On the Electrochemical CO2 Reduction at Copper Sheet Electrodes with Enhanced Long-Term Stability by Pulsed Electrolysis

Abstract

We report on the long-term stability of the electrochemical reduction of CO2 at copper sheet electrodes by continuously applying rectangular, pulsed voltage cycles in series. Each pulse cycle consisted of an anodic and a cathodic voltage level. The parameters of the pulse cycle were systematically modified: cathodic (−1.5...−1.8 V) and anodic voltage levels (−0.88...+0.15 V), and ratio of anodic to cathodic pulse duration (5 s:5 s...5 s:500 s). The electrolysis runs were conducted in a divided H-cell. Volatile reaction products (CO, CH4, C2H4, H2) were analyzed with a gas chromatograph in intervals of 7.3 min.
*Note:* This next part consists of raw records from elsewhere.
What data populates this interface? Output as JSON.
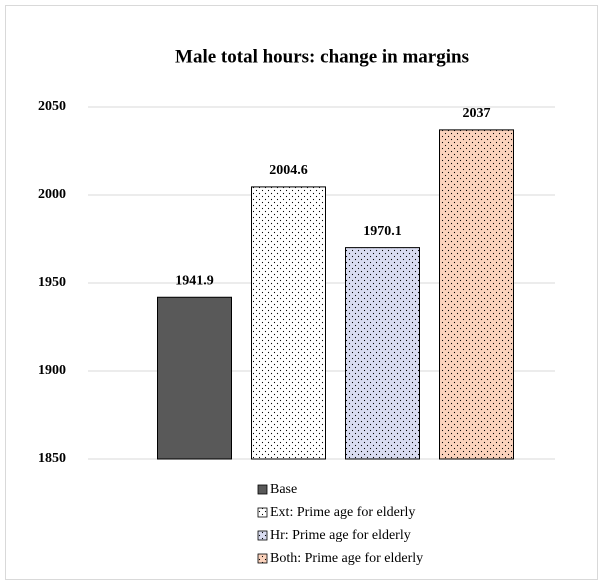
{
  "chart_data": {
    "type": "bar",
    "title": "Male total hours: change in margins",
    "categories": [
      null
    ],
    "series": [
      {
        "name": "Base",
        "color": "#595959",
        "values": [
          1941.9
        ]
      },
      {
        "name": "Ext: Prime age for elderly",
        "color": "#ffffff",
        "pattern": "dots",
        "values": [
          2004.6
        ]
      },
      {
        "name": "Hr: Prime age for elderly",
        "color": "#d9dcf1",
        "pattern": "dots",
        "values": [
          1970.1
        ]
      },
      {
        "name": "Both: Prime age for elderly",
        "color": "#fbd3bd",
        "pattern": "dots",
        "values": [
          2037
        ]
      }
    ],
    "ylim": [
      1850,
      2050
    ],
    "yticks": [
      1850,
      1900,
      1950,
      2000,
      2050
    ],
    "grid": true,
    "legend": "bottom"
  }
}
We achieved fairly stable faradaic efficiencies (FE) for hydrocarbon formation in the range of 20 to 35% FE for C2H4 and 20 to 50% FE for CH4 during 16 h of electrolysis and a remarkable suppression of hydrogen evolution reaction (HER) down to 10% FE. Additionally, we show data of two long-term electrolysis runs of 85 h and 95 h duration, respectively. Even for this prolonged electrolysis times, an outstanding, fairly constant suppression of HER and a high efficiency for the formation of carbon containing gaseous products (CO, CH4, C2H4) was achieved.